In orthopedic care, that may include helping practices organize referrals, collect intake information, coordinate imaging, prioritize urgent calls and streamline patient communication. Dr. Dorenkamp emphasized that he does not believe AI should independently provide clinical recommendations to patients.
Instead, he sees the technology as a tool to gather better information earlier so physicians and staff can make decisions more efficiently.
“Our goal is to ask the right questions at the right time and get the information to the right person faster,” he said. He described how AI-assisted intake systems could eventually help identify whether a postoperative patient reporting swelling after surgery is experiencing a routine recovery issue or symptoms requiring more urgent attention.
The technology would not make the clinical decision itself, he said, but it could help surface higher-priority cases sooner than current systems allow.
“If 50 people call between 8:00 and 8:05 in the morning, right now the person who called first gets handled first,” he said. “But the person who called last might actually be the one who needed attention first.”
The pressure facing independent orthopedic practices
For Dr. Dorenkamp, the administrative burden surrounding orthopedic care is also deeply tied to the financial pressure facing independent physician practices. As reimbursement declines and operational complexity increases, many groups are struggling to maintain staffing while staying financially viable.
“That’s really what’s been killing private practice in the last five to 10 years,” he said. “This increasing burden of back-office procedures that need to happen.”
Importantly, he does not believe AI will replace healthcare workers. If anything, he said, orthopedic practices need experienced staff more than ever.
Instead, he hopes technology can reduce repetitive administrative work and allow employees to focus more directly on patient care.
“Our goal is not to replace anybody,” Dr. Dorenkamp said. “Our goal is to maintain the level of staff we’re at without continuing to expand.” Ideally, he said, that could also help reduce burnout across healthcare teams already stretched thin by growing administrative demands.
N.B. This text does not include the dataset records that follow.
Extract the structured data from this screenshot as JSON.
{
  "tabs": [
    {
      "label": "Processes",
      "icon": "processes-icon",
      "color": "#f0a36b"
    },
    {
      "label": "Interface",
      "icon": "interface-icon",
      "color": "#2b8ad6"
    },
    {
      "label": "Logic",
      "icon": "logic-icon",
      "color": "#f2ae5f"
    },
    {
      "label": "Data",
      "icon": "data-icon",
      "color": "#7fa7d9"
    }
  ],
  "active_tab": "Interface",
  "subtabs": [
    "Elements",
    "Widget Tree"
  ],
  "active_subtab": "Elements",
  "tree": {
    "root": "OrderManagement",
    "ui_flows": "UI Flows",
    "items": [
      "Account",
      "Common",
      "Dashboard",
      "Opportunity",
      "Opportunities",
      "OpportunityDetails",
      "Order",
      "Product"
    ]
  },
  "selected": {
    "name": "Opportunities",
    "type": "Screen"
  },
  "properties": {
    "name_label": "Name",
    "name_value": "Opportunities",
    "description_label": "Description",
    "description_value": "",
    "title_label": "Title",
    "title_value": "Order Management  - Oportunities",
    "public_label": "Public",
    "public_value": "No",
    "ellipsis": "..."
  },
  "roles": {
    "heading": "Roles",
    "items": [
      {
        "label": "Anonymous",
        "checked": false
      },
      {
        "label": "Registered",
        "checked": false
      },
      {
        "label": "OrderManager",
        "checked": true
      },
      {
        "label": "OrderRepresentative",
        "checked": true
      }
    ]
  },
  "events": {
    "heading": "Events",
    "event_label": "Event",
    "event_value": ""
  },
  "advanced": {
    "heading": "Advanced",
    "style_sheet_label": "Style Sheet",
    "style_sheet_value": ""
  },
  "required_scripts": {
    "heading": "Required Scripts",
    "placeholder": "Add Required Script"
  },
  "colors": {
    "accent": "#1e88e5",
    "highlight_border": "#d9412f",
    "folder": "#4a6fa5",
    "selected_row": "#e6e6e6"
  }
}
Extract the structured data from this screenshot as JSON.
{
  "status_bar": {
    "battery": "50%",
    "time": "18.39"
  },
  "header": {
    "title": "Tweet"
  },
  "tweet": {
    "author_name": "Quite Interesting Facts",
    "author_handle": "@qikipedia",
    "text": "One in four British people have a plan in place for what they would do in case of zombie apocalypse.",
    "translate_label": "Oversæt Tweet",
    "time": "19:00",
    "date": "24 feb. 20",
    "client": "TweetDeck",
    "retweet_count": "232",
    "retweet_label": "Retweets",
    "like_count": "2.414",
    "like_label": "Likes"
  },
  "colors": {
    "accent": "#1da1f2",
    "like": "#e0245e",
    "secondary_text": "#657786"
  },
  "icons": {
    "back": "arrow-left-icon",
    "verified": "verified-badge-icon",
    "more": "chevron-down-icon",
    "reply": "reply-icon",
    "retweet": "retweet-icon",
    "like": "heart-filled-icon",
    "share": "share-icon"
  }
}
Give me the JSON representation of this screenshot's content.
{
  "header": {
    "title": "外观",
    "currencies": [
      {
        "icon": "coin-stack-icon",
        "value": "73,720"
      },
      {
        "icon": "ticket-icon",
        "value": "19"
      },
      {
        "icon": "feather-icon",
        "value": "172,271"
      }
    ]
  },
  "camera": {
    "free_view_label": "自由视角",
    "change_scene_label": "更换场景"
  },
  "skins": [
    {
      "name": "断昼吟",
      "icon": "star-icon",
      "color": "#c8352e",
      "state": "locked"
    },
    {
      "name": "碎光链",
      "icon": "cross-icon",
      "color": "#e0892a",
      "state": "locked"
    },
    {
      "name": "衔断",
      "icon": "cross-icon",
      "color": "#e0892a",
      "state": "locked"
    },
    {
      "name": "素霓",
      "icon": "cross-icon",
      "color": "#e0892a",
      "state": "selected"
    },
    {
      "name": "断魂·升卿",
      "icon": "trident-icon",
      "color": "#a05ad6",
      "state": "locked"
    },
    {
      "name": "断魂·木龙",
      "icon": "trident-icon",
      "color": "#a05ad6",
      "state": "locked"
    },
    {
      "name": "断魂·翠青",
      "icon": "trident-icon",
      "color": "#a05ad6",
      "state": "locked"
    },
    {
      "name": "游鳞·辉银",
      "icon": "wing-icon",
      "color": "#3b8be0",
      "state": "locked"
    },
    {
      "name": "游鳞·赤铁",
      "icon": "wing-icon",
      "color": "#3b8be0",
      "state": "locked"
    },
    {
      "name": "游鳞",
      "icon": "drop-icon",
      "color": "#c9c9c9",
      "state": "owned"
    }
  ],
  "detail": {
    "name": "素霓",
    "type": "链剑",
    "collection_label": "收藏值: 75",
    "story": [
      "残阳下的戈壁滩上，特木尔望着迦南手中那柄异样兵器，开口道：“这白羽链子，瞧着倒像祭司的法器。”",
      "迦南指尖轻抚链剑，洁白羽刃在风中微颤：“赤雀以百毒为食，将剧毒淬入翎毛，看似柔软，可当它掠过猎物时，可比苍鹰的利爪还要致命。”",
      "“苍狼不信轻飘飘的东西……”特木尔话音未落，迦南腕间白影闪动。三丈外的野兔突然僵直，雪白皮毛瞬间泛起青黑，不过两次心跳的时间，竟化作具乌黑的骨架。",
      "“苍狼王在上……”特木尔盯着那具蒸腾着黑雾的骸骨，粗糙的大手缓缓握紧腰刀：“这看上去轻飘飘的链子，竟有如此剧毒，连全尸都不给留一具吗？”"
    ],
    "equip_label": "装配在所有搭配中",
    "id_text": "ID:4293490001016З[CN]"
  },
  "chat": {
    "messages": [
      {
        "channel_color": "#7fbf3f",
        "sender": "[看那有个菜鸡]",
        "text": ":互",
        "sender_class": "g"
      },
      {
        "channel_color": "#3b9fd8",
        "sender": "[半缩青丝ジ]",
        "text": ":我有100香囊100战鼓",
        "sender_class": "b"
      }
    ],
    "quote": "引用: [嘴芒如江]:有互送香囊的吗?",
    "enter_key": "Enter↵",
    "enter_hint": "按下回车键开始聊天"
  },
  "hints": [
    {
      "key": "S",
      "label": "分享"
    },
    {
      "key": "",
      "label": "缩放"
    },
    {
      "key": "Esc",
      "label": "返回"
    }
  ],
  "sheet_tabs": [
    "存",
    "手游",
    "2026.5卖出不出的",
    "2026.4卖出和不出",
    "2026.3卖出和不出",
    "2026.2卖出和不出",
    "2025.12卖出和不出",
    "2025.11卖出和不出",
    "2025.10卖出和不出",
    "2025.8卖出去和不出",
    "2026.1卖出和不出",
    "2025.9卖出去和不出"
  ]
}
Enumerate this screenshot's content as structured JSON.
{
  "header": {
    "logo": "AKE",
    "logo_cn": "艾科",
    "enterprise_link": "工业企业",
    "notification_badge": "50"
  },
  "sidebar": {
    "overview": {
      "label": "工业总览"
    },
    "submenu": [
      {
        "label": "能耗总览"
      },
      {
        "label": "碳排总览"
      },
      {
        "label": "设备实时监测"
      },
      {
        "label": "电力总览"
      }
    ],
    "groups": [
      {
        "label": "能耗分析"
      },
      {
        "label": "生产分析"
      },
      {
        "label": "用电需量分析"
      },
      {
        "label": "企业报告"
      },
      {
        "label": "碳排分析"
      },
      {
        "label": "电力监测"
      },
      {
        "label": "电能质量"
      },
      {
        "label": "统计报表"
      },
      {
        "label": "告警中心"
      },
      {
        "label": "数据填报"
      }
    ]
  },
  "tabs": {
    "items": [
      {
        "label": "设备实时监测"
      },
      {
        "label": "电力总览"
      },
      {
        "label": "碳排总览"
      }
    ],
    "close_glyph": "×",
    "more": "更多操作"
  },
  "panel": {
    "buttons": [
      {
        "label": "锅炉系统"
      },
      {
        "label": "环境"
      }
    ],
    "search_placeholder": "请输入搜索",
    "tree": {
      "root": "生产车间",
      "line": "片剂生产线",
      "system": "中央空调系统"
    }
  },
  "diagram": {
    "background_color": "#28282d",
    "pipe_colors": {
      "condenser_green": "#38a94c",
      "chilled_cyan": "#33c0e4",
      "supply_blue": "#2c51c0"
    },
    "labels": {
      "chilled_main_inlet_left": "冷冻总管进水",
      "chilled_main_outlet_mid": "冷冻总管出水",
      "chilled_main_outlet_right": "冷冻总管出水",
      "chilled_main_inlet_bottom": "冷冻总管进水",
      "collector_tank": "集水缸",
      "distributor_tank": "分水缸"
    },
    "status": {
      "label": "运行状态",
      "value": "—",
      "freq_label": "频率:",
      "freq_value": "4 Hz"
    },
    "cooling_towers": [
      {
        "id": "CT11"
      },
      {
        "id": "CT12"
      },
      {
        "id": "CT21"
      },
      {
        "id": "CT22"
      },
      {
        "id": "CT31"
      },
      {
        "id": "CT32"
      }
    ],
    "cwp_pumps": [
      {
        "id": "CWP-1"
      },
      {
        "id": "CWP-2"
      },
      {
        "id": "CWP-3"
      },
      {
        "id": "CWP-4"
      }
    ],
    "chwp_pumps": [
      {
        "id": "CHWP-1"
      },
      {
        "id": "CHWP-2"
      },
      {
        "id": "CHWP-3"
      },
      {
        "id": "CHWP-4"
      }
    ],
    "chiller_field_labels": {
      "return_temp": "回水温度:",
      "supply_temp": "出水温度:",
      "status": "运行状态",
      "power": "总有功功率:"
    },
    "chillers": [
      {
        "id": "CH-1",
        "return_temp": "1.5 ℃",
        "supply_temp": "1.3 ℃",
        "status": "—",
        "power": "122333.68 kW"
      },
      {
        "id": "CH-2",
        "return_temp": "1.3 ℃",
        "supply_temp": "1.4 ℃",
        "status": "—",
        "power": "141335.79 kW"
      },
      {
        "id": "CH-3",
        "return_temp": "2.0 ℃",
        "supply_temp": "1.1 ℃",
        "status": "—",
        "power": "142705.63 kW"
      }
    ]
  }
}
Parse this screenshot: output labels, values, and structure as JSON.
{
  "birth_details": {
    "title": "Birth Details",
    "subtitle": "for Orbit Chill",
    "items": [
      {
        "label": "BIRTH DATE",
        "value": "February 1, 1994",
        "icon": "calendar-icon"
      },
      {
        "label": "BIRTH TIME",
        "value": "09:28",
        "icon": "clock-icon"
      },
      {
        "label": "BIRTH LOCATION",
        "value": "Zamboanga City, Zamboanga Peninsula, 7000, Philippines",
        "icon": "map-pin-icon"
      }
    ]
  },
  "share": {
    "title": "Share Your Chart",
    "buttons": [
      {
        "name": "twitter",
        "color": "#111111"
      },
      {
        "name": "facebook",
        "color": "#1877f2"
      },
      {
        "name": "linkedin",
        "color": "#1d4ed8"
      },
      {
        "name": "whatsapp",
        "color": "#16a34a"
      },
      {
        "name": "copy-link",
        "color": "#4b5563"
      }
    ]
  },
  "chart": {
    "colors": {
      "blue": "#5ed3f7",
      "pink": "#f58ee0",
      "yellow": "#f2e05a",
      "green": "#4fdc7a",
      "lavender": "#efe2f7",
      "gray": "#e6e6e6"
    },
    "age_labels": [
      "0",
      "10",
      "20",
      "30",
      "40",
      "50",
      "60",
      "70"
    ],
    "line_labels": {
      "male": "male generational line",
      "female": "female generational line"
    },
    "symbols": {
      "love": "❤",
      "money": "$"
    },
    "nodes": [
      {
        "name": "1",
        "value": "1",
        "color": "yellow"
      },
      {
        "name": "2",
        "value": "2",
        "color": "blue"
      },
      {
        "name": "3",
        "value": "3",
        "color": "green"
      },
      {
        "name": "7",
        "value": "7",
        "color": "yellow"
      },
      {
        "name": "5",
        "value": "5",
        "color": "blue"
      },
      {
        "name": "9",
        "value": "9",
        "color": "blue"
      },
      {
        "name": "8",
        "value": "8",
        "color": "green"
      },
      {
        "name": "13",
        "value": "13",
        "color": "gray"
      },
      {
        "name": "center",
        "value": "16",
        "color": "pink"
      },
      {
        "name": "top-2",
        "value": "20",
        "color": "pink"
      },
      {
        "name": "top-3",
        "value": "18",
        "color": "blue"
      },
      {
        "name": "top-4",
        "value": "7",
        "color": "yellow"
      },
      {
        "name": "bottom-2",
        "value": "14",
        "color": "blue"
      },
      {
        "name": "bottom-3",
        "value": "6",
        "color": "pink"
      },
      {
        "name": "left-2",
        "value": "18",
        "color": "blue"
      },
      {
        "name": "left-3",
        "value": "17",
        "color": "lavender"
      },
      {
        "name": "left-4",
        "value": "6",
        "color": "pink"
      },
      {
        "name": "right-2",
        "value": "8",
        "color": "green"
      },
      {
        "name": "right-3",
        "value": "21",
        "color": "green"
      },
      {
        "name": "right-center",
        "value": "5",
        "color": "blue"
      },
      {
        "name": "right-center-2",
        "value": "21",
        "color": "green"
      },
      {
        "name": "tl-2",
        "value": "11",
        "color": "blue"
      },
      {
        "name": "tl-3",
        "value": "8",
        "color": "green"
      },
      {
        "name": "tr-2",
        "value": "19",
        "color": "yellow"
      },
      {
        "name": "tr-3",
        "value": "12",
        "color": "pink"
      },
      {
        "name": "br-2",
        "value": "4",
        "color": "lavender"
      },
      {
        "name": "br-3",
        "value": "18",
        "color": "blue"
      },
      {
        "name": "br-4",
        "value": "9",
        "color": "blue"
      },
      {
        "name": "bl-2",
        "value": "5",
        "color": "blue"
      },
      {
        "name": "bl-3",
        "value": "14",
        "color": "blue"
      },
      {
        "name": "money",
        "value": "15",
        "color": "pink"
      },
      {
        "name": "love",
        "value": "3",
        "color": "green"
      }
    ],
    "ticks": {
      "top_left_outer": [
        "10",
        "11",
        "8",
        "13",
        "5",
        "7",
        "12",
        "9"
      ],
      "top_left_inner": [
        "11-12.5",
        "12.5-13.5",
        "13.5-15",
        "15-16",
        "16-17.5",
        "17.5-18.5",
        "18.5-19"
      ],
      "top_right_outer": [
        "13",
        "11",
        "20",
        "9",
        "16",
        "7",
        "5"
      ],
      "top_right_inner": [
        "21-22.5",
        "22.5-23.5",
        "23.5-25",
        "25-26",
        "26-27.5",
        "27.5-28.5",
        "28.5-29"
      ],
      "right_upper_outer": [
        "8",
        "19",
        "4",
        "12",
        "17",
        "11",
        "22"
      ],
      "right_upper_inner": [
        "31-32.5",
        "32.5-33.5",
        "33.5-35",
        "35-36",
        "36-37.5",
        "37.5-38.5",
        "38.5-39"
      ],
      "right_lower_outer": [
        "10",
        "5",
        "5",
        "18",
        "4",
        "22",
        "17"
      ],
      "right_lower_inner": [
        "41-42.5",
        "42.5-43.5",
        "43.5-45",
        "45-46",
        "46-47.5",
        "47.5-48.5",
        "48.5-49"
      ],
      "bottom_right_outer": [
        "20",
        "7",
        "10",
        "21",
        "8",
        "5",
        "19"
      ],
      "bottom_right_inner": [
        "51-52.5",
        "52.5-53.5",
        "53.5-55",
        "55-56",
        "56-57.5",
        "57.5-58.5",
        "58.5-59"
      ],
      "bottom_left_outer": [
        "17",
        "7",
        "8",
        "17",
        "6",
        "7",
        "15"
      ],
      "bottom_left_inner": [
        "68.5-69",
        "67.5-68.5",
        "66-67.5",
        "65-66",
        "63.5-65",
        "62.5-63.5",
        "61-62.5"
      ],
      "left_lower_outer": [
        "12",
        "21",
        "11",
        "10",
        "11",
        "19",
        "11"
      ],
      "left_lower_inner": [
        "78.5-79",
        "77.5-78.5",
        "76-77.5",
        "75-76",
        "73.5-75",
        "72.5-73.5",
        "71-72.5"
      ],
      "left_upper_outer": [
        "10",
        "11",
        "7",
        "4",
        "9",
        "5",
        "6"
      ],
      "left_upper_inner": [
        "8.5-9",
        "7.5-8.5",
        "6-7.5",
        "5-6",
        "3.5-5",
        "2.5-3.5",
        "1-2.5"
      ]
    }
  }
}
“It allows you to give them the tools they need to take care of patients,” he said. “Hopefully, we get happier, more productive staff that we’re able to retain because they like their jobs and they’re not feeling stressed out and burned out like everybody else in medicine.”
The AI mistake orthopedic groups could make
As orthopedic organizations rapidly adopt AI tools, Dr. Dorenkamp worries the industry could make one major mistake: using the technology primarily to increase patient volume rather than improve care. “That’s ultimately the pitch that comes through most health tech salespeople right now,” he said. “‘Use our AI scribe and you’re going to see five more patients a day.’”
He believes the greater opportunity is using AI to improve care coordination, reduce administrative strain and give physicians more time to focus directly on patients. “I want to use this so I can work efficiently through the day, take care of my patients safely and service my community as a whole,” he said.
He also worries insurers and payers could eventually respond to efficiency gains by further reducing reimbursement, a trend he says physicians have already experienced as surgical procedures became faster and more standardized.
“We’ve gotten better at doing these procedures, so reimbursement goes down,” he said.
Ultimately, Dr. Dorenkamp believes AI represents less of a technological revolution than an operational crossroads for healthcare itself.
“We have a very unique generational opportunity here,” he said. “Let’s do it right.”